Procédure devant la cour :
Par une requête, enregistrée le 4 juillet 2022, Mme A... se disant Bridget B..., représentée par Me Grenier, demande à la cour :
1°) d'annuler ce jugement du tribunal administratif de Bordeaux du 5 mai 2022 ;
2°) d'annuler la décision du 29 juillet 2021 par laquelle la préfète de la Gironde a refusé de lui délivrer un titre de séjour ;
3°) d'enjoindre à la préfète de la Gironde de lui délivrer un titre de séjour en qualité de parent d'un enfant français sur le fondement de l'article L. 423-7 du code de l'entrée et du séjour des étrangers et du droit d'asile, dans un délai d'un mois suivant la notification de l'arrêt à intervenir, sous astreinte de 100 euros par jour de retard ou, à défaut, de réexaminer sa demande ;
4°) de mettre à la charge de l'Etat la somme de 1 200 euros au titre de
l'article L. 761-1 du code de justice administrative.
Elle soutient que :
- la compétence du signataire de l'acte n'est pas établie ;
- la décision n'est pas suffisamment motivée ;
- l'article L. 423-7 du code de l'entrée et du séjour des étrangers et du droit d'asile a été méconnu, dès lors qu'elle est mère d'un enfant français, qu'elle contribue à l'éducation et à l'entretien de sa fille depuis sa naissance et que la réalité de la vie commune avec le père de sa fille n'est pas contestée ;
- c'est à tort que la préfète a considéré que son état-civil n'était pas établi ; les discordances résultent d'une simple erreur matérielle ; le titre de séjour " étranger malade " qu'elle avait précédemment obtenu n'avait pas soulevé de question sur l'authenticité de son état-civil ; les premiers juges ont opéré un renversement de la charge de la preuve contraire à l'article 47 du code civil ;
- l'article 8 de la convention européenne de sauvegarde des droits de l'homme et des libertés fondamentales a été méconnu, dès lors qu'elle est mère d'une enfant française née le 25 juillet 2020, et est présente sur le territoire depuis 2012 en ayant occupé différents emplois ;
- l'article 16 de la convention internationale des droits de l'enfant a également été méconnu.
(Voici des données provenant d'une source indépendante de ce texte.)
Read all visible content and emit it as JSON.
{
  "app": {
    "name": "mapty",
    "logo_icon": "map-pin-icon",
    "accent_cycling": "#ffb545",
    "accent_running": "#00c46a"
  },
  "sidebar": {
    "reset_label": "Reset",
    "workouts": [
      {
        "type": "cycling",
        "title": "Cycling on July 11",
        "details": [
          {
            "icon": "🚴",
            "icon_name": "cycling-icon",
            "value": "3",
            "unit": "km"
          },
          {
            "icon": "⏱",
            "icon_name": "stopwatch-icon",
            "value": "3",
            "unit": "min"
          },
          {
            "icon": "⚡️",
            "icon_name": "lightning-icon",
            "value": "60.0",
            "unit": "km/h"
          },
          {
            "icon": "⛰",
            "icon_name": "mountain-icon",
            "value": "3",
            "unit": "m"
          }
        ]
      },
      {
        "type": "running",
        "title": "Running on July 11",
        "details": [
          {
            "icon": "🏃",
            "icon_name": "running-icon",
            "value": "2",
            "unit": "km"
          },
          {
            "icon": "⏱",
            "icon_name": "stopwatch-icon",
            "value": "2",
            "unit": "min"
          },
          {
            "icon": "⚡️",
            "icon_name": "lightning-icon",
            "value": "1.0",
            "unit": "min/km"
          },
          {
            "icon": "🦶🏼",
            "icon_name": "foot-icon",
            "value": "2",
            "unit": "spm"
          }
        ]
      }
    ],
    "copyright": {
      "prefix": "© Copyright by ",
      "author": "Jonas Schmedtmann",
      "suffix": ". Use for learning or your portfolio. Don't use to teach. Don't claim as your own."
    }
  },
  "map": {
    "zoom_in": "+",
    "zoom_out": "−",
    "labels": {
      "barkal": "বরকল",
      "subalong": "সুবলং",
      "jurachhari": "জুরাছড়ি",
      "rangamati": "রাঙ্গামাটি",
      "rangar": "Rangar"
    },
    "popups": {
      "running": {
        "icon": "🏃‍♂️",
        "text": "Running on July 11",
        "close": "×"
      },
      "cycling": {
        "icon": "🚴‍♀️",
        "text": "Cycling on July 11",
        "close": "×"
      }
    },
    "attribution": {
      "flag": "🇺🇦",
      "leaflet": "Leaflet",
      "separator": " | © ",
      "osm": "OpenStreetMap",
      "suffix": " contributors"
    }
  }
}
Par un mémoire en défense, enregistré le 6 février 2023, la préfète de la Gironde conclut au rejet de la demande de Mme A... se disant Bridget B....
Elle soutient que :
- en l'absence d'éléments ou de moyens nouveaux produits ou soulevés par la requérante, elle confirme les termes de son mémoire de première instance, qui concluait au rejet des moyens qu'elle invoquait.
Vu les autres pièces du dossier.
Vu :
- la convention européenne de sauvegarde des droits de l'homme et des libertés fondamentales ;
- la convention internationale relative aux droits de l'enfant signée à New-York le 26 janvier 1990 ;
- le code civil ;
- le code de l'entrée et du séjour des étrangers et du droit d'asile ;
- le code des relations entre le public et l'administration ;
-le décret n° 2015-1740 du 24 décembre 2015 ;
- le code de justice administrative.
La présidente de la formation de jugement a dispensé la rapporteure publique, sur sa proposition, de prononcer des conclusions à l'audience.
Les parties ont été régulièrement averties du jour de l'audience.
Le rapport de Mme E... a été entendu au cours de l'audience publique.
Considérant ce qui suit :
1. Mme A... se disant Bridget B..., ressortissante nigériane dont la date de naissance n'est pas établie, est entrée irrégulièrement sur le territoire français le 14 mai 2014 selon ses dires. A la suite du rejet de sa demande d'asile, elle s'est maintenue sur le territoire national malgré une première obligation de quitter le territoire français en date du 10 décembre 2014, une seconde mesure identique du 8 août 2018 assortie d'une interdiction de retour pour une durée de deux ans avec placement en rétention administrative, et une confirmation de ces décisions assortie d'un refus de titre de séjour le 19 février 2020. Le 5 mai 2021, elle a à nouveau sollicité auprès de la préfète de la Gironde un titre de séjour, cette fois en qualité de parent d'une enfant de nationalité française née le 25 juillet 2020. Sa demande a été rejetée le 29 juillet 2021, par la préfète de la Gironde. Mme A... se disant Bridget B... relève appel du jugement du tribunal administratif de Bordeaux du 5 mai 2022 qui a rejeté sa demande tendant à l'annulation de cet arrêté.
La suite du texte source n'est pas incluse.